There is another factor called the Glycemic Load that is important to consider when determining the best type of food for a type II diabetic. The glycemic load takes into account the glycemic index and overall provides us with a much more accurate assessment of how food affects our blood sugar levels. The glycemic load is calculated by multiplying the amount of carbohydrate in a serving of food by that particular food’s glycemic index. This number is then divided by 100. The higher the glycemic load, the greater the stress on insulin. The Appendix has a table of foods ranked according to their glycemic index and glycemic load.

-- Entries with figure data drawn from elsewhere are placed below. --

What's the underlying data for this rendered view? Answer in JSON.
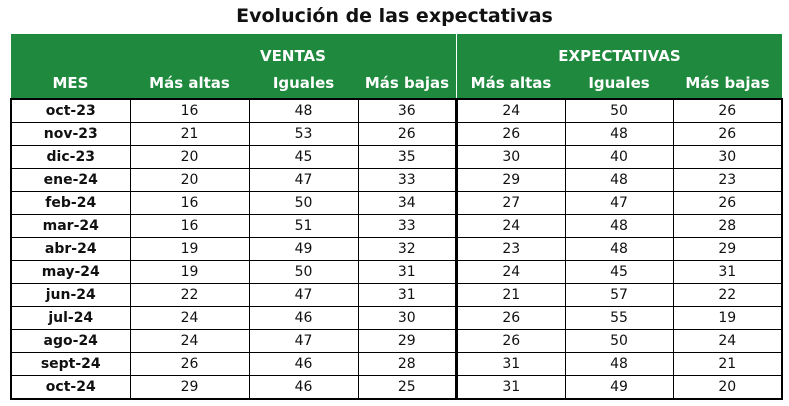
{
  "title": "Evolución de las expectativas",
  "ventas": {
    "group_label": "VENTAS",
    "headers": [
      "MES",
      "Más altas",
      "Iguales",
      "Más bajas"
    ]
  },
  "expectativas": {
    "group_label": "EXPECTATIVAS",
    "headers": [
      "Más altas",
      "Iguales",
      "Más bajas"
    ]
  },
  "rows": [
    {
      "mes": "oct-23",
      "v_altas": "16",
      "v_iguales": "48",
      "v_bajas": "36",
      "e_altas": "24",
      "e_iguales": "50",
      "e_bajas": "26"
    },
    {
      "mes": "nov-23",
      "v_altas": "21",
      "v_iguales": "53",
      "v_bajas": "26",
      "e_altas": "26",
      "e_iguales": "48",
      "e_bajas": "26"
    },
    {
      "mes": "dic-23",
      "v_altas": "20",
      "v_iguales": "45",
      "v_bajas": "35",
      "e_altas": "30",
      "e_iguales": "40",
      "e_bajas": "30"
    },
    {
      "mes": "ene-24",
      "v_altas": "20",
      "v_iguales": "47",
      "v_bajas": "33",
      "e_altas": "29",
      "e_iguales": "48",
      "e_bajas": "23"
    },
    {
      "mes": "feb-24",
      "v_altas": "16",
      "v_iguales": "50",
      "v_bajas": "34",
      "e_altas": "27",
      "e_iguales": "47",
      "e_bajas": "26"
    },
    {
      "mes": "mar-24",
      "v_altas": "16",
      "v_iguales": "51",
      "v_bajas": "33",
      "e_altas": "24",
      "e_iguales": "48",
      "e_bajas": "28"
    },
    {
      "mes": "abr-24",
      "v_altas": "19",
      "v_iguales": "49",
      "v_bajas": "32",
      "e_altas": "23",
      "e_iguales": "48",
      "e_bajas": "29"
    },
    {
      "mes": "may-24",
      "v_altas": "19",
      "v_iguales": "50",
      "v_bajas": "31",
      "e_altas": "24",
      "e_iguales": "45",
      "e_bajas": "31"
    },
    {
      "mes": "jun-24",
      "v_altas": "22",
      "v_iguales": "47",
      "v_bajas": "31",
      "e_altas": "21",
      "e_iguales": "57",
      "e_bajas": "22"
    },
    {
      "mes": "jul-24",
      "v_altas": "24",
      "v_iguales": "46",
      "v_bajas": "30",
      "e_altas": "26",
      "e_iguales": "55",
      "e_bajas": "19"
    },
    {
      "mes": "ago-24",
      "v_altas": "24",
      "v_iguales": "47",
      "v_bajas": "29",
      "e_altas": "26",
      "e_iguales": "50",
      "e_bajas": "24"
    },
    {
      "mes": "sept-24",
      "v_altas": "26",
      "v_iguales": "46",
      "v_bajas": "28",
      "e_altas": "31",
      "e_iguales": "48",
      "e_bajas": "21"
    },
    {
      "mes": "oct-24",
      "v_altas": "29",
      "v_iguales": "46",
      "v_bajas": "25",
      "e_altas": "31",
      "e_iguales": "49",
      "e_bajas": "20"
    }
  ]
}
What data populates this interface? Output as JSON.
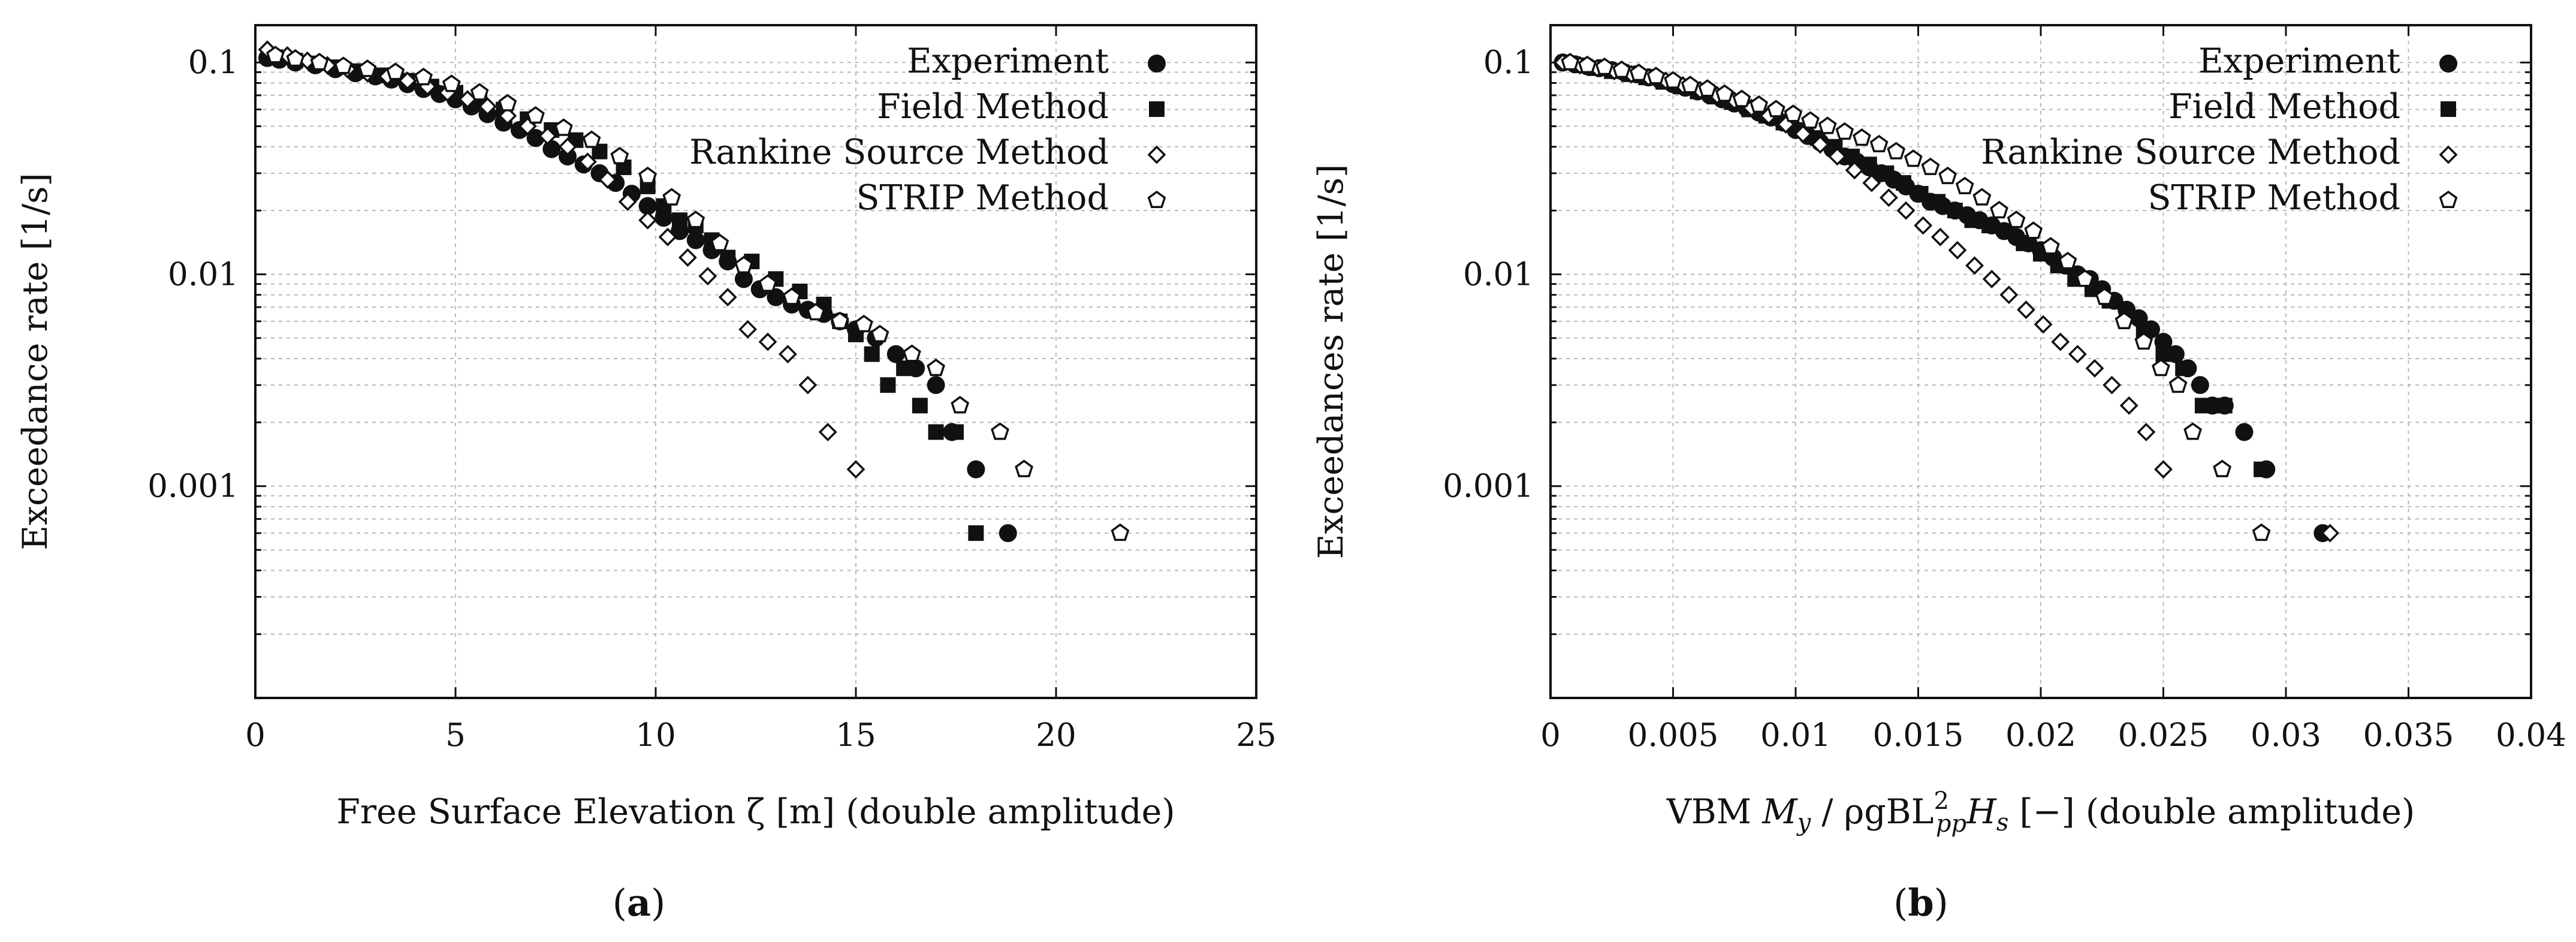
{
  "figure": {
    "panels": [
      {
        "caption_pre": "(",
        "caption_letter": "a",
        "caption_post": ")"
      },
      {
        "caption_pre": "(",
        "caption_letter": "b",
        "caption_post": ")"
      }
    ]
  },
  "chart_data": [
    {
      "type": "scatter",
      "xlabel": "Free Surface Elevation ζ [m] (double amplitude)",
      "ylabel": "Exceedance rate [1/s]",
      "xscale": "linear",
      "yscale": "log",
      "xlim": [
        0,
        25
      ],
      "ylim": [
        0.0001,
        0.15
      ],
      "x_ticks": [
        0,
        5,
        10,
        15,
        20,
        25
      ],
      "x_tick_labels": [
        "0",
        "5",
        "10",
        "15",
        "20",
        "25"
      ],
      "y_ticks": [
        0.001,
        0.01,
        0.1
      ],
      "y_tick_labels": [
        "0.001",
        "0.01",
        "0.1"
      ],
      "grid": true,
      "legend_position": "top-right",
      "series": [
        {
          "name": "Experiment",
          "marker": "circle",
          "x": [
            0.3,
            0.6,
            1.0,
            1.5,
            2.0,
            2.5,
            3.0,
            3.4,
            3.8,
            4.2,
            4.6,
            5.0,
            5.4,
            5.8,
            6.2,
            6.6,
            7.0,
            7.4,
            7.8,
            8.2,
            8.6,
            9.0,
            9.4,
            9.8,
            10.2,
            10.6,
            11.0,
            11.4,
            11.8,
            12.2,
            12.6,
            13.0,
            13.4,
            13.8,
            14.2,
            14.6,
            15.0,
            15.5,
            16.0,
            16.5,
            17.0,
            17.4,
            18.0,
            18.8
          ],
          "y": [
            0.105,
            0.103,
            0.1,
            0.097,
            0.093,
            0.089,
            0.086,
            0.083,
            0.079,
            0.075,
            0.071,
            0.067,
            0.062,
            0.057,
            0.052,
            0.048,
            0.044,
            0.039,
            0.036,
            0.033,
            0.03,
            0.027,
            0.024,
            0.021,
            0.0185,
            0.016,
            0.0145,
            0.013,
            0.0115,
            0.0095,
            0.0085,
            0.0078,
            0.0072,
            0.0068,
            0.0065,
            0.006,
            0.0055,
            0.005,
            0.0042,
            0.0036,
            0.003,
            0.0018,
            0.0012,
            0.0006
          ]
        },
        {
          "name": "Field Method",
          "marker": "square",
          "x": [
            0.5,
            1.0,
            1.5,
            2.0,
            2.6,
            3.2,
            3.8,
            4.4,
            5.0,
            5.6,
            6.2,
            6.8,
            7.4,
            8.0,
            8.6,
            9.2,
            9.8,
            10.2,
            10.6,
            11.0,
            11.4,
            11.8,
            12.4,
            13.0,
            13.6,
            14.2,
            14.6,
            15.0,
            15.4,
            15.8,
            16.2,
            16.6,
            17.0,
            17.5,
            18.0
          ],
          "y": [
            0.106,
            0.102,
            0.099,
            0.095,
            0.091,
            0.087,
            0.082,
            0.077,
            0.072,
            0.066,
            0.06,
            0.054,
            0.048,
            0.043,
            0.038,
            0.032,
            0.026,
            0.021,
            0.018,
            0.017,
            0.0145,
            0.012,
            0.0115,
            0.0095,
            0.0083,
            0.0072,
            0.006,
            0.0052,
            0.0042,
            0.003,
            0.0036,
            0.0024,
            0.0018,
            0.0018,
            0.0006
          ]
        },
        {
          "name": "Rankine Source Method",
          "marker": "diamond",
          "x": [
            0.3,
            0.8,
            1.3,
            1.8,
            2.3,
            2.8,
            3.3,
            3.8,
            4.3,
            4.8,
            5.3,
            5.8,
            6.3,
            6.8,
            7.3,
            7.8,
            8.3,
            8.8,
            9.3,
            9.8,
            10.3,
            10.8,
            11.3,
            11.8,
            12.3,
            12.8,
            13.3,
            13.8,
            14.3,
            15.0
          ],
          "y": [
            0.115,
            0.108,
            0.102,
            0.097,
            0.093,
            0.089,
            0.086,
            0.082,
            0.077,
            0.072,
            0.067,
            0.062,
            0.056,
            0.05,
            0.045,
            0.04,
            0.034,
            0.028,
            0.022,
            0.018,
            0.015,
            0.012,
            0.0098,
            0.0078,
            0.0055,
            0.0048,
            0.0042,
            0.003,
            0.0018,
            0.0012
          ]
        },
        {
          "name": "STRIP Method",
          "marker": "pentagon",
          "x": [
            0.5,
            1.0,
            1.6,
            2.2,
            2.8,
            3.5,
            4.2,
            4.9,
            5.6,
            6.3,
            7.0,
            7.7,
            8.4,
            9.1,
            9.8,
            10.4,
            11.0,
            11.6,
            12.2,
            12.8,
            13.4,
            14.0,
            14.6,
            15.2,
            15.6,
            16.4,
            17.0,
            17.6,
            18.6,
            19.2,
            21.6
          ],
          "y": [
            0.108,
            0.104,
            0.1,
            0.096,
            0.093,
            0.09,
            0.085,
            0.079,
            0.072,
            0.064,
            0.056,
            0.049,
            0.043,
            0.036,
            0.029,
            0.023,
            0.018,
            0.014,
            0.011,
            0.009,
            0.0078,
            0.0066,
            0.006,
            0.0058,
            0.0052,
            0.0042,
            0.0036,
            0.0024,
            0.0018,
            0.0012,
            0.0006
          ]
        }
      ]
    },
    {
      "type": "scatter",
      "xlabel_pre": "VBM ",
      "xlabel_M": "M",
      "xlabel_Msub": "y",
      "xlabel_mid": " / ρgBL",
      "xlabel_Lsup": "2",
      "xlabel_Lsub": "pp",
      "xlabel_H": "H",
      "xlabel_Hsub": "s",
      "xlabel_post": " [−] (double amplitude)",
      "ylabel": "Exceedances rate [1/s]",
      "xscale": "linear",
      "yscale": "log",
      "xlim": [
        0,
        0.04
      ],
      "ylim": [
        0.0001,
        0.15
      ],
      "x_ticks": [
        0,
        0.005,
        0.01,
        0.015,
        0.02,
        0.025,
        0.03,
        0.035,
        0.04
      ],
      "x_tick_labels": [
        "0",
        "0.005",
        "0.01",
        "0.015",
        "0.02",
        "0.025",
        "0.03",
        "0.035",
        "0.04"
      ],
      "y_ticks": [
        0.001,
        0.01,
        0.1
      ],
      "y_tick_labels": [
        "0.001",
        "0.01",
        "0.1"
      ],
      "grid": true,
      "legend_position": "top-right",
      "series": [
        {
          "name": "Experiment",
          "marker": "circle",
          "x": [
            0.0005,
            0.001,
            0.0015,
            0.002,
            0.0025,
            0.003,
            0.0035,
            0.004,
            0.0045,
            0.005,
            0.0055,
            0.006,
            0.0065,
            0.007,
            0.0075,
            0.008,
            0.0085,
            0.009,
            0.0095,
            0.01,
            0.0105,
            0.011,
            0.0115,
            0.012,
            0.0125,
            0.013,
            0.0135,
            0.014,
            0.0145,
            0.015,
            0.0155,
            0.016,
            0.0165,
            0.017,
            0.0175,
            0.018,
            0.0185,
            0.019,
            0.0195,
            0.02,
            0.0205,
            0.021,
            0.0215,
            0.022,
            0.0225,
            0.023,
            0.0235,
            0.024,
            0.0245,
            0.025,
            0.0255,
            0.026,
            0.0265,
            0.027,
            0.0275,
            0.0283,
            0.0292,
            0.0315
          ],
          "y": [
            0.1,
            0.098,
            0.096,
            0.094,
            0.092,
            0.09,
            0.088,
            0.085,
            0.082,
            0.079,
            0.076,
            0.073,
            0.07,
            0.067,
            0.064,
            0.061,
            0.058,
            0.055,
            0.052,
            0.048,
            0.045,
            0.042,
            0.039,
            0.036,
            0.034,
            0.032,
            0.03,
            0.028,
            0.026,
            0.024,
            0.022,
            0.021,
            0.02,
            0.019,
            0.018,
            0.017,
            0.016,
            0.015,
            0.014,
            0.013,
            0.012,
            0.011,
            0.01,
            0.0095,
            0.0085,
            0.0075,
            0.0068,
            0.0062,
            0.0055,
            0.0048,
            0.0042,
            0.0036,
            0.003,
            0.0024,
            0.0024,
            0.0018,
            0.0012,
            0.0006
          ]
        },
        {
          "name": "Field Method",
          "marker": "square",
          "x": [
            0.0006,
            0.0012,
            0.0018,
            0.0025,
            0.0032,
            0.0039,
            0.0046,
            0.0053,
            0.006,
            0.0067,
            0.0074,
            0.0081,
            0.0088,
            0.0095,
            0.0102,
            0.0109,
            0.0116,
            0.0123,
            0.013,
            0.0137,
            0.0144,
            0.0151,
            0.0158,
            0.0165,
            0.0172,
            0.0179,
            0.0186,
            0.0193,
            0.02,
            0.0207,
            0.0214,
            0.0221,
            0.0228,
            0.0235,
            0.0242,
            0.025,
            0.0258,
            0.0266,
            0.0275,
            0.029
          ],
          "y": [
            0.1,
            0.097,
            0.094,
            0.091,
            0.088,
            0.085,
            0.081,
            0.077,
            0.073,
            0.069,
            0.065,
            0.06,
            0.056,
            0.052,
            0.048,
            0.044,
            0.04,
            0.036,
            0.033,
            0.03,
            0.027,
            0.024,
            0.022,
            0.02,
            0.018,
            0.017,
            0.016,
            0.014,
            0.0125,
            0.011,
            0.0095,
            0.0085,
            0.0075,
            0.0065,
            0.0052,
            0.0042,
            0.0036,
            0.0024,
            0.0024,
            0.0012
          ]
        },
        {
          "name": "Rankine Source Method",
          "marker": "diamond",
          "x": [
            0.0005,
            0.0012,
            0.0019,
            0.0026,
            0.0033,
            0.004,
            0.0047,
            0.0054,
            0.0061,
            0.0068,
            0.0075,
            0.0082,
            0.0089,
            0.0096,
            0.0103,
            0.011,
            0.0117,
            0.0124,
            0.0131,
            0.0138,
            0.0145,
            0.0152,
            0.0159,
            0.0166,
            0.0173,
            0.018,
            0.0187,
            0.0194,
            0.0201,
            0.0208,
            0.0215,
            0.0222,
            0.0229,
            0.0236,
            0.0243,
            0.025,
            0.0318
          ],
          "y": [
            0.1,
            0.097,
            0.094,
            0.091,
            0.088,
            0.085,
            0.082,
            0.078,
            0.074,
            0.07,
            0.066,
            0.061,
            0.056,
            0.051,
            0.046,
            0.041,
            0.036,
            0.031,
            0.027,
            0.023,
            0.02,
            0.017,
            0.015,
            0.013,
            0.011,
            0.0095,
            0.008,
            0.0068,
            0.0058,
            0.0048,
            0.0042,
            0.0036,
            0.003,
            0.0024,
            0.0018,
            0.0012,
            0.0006
          ]
        },
        {
          "name": "STRIP Method",
          "marker": "pentagon",
          "x": [
            0.0008,
            0.0015,
            0.0022,
            0.0029,
            0.0036,
            0.0043,
            0.005,
            0.0057,
            0.0064,
            0.0071,
            0.0078,
            0.0085,
            0.0092,
            0.0099,
            0.0106,
            0.0113,
            0.012,
            0.0127,
            0.0134,
            0.0141,
            0.0148,
            0.0155,
            0.0162,
            0.0169,
            0.0176,
            0.0183,
            0.019,
            0.0197,
            0.0204,
            0.0211,
            0.0218,
            0.0226,
            0.0234,
            0.0242,
            0.0249,
            0.0256,
            0.0262,
            0.0274,
            0.029
          ],
          "y": [
            0.1,
            0.097,
            0.095,
            0.092,
            0.089,
            0.086,
            0.082,
            0.078,
            0.075,
            0.071,
            0.067,
            0.063,
            0.06,
            0.057,
            0.053,
            0.05,
            0.047,
            0.044,
            0.041,
            0.038,
            0.035,
            0.032,
            0.029,
            0.026,
            0.023,
            0.02,
            0.018,
            0.016,
            0.0135,
            0.0115,
            0.0095,
            0.0078,
            0.006,
            0.0048,
            0.0036,
            0.003,
            0.0018,
            0.0012,
            0.0006
          ]
        }
      ]
    }
  ]
}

Eliminating these foods entirely is not an easy thing to do, but if someone is serious about making a significant impact on this condition it is well worth the effort. For those people not ready to make an extreme commitment, start implementing some of the ideas slowly and one at a time. For example, commit to eating bread products only 2x per week. Or cut out the cake and cookies you may normally eat at the office. These small changes may not be enough to have huge impacts on your condition, but can help you get in the right frame of mind to make larger, more significant changes in the future.
Exercise is an essential piece of treating type II diabetes naturally because not only does it foster weight loss but it also can directly affect the cells sensitivity to insulin. Losing weight, particularly around the abdominal area, starts reversing the signals that trigger cells to become resistant to insulin in the first place. For weight loss to occur, it is important to focus on both weight training (anaerobic) and cardiovascular (aerobic) activity.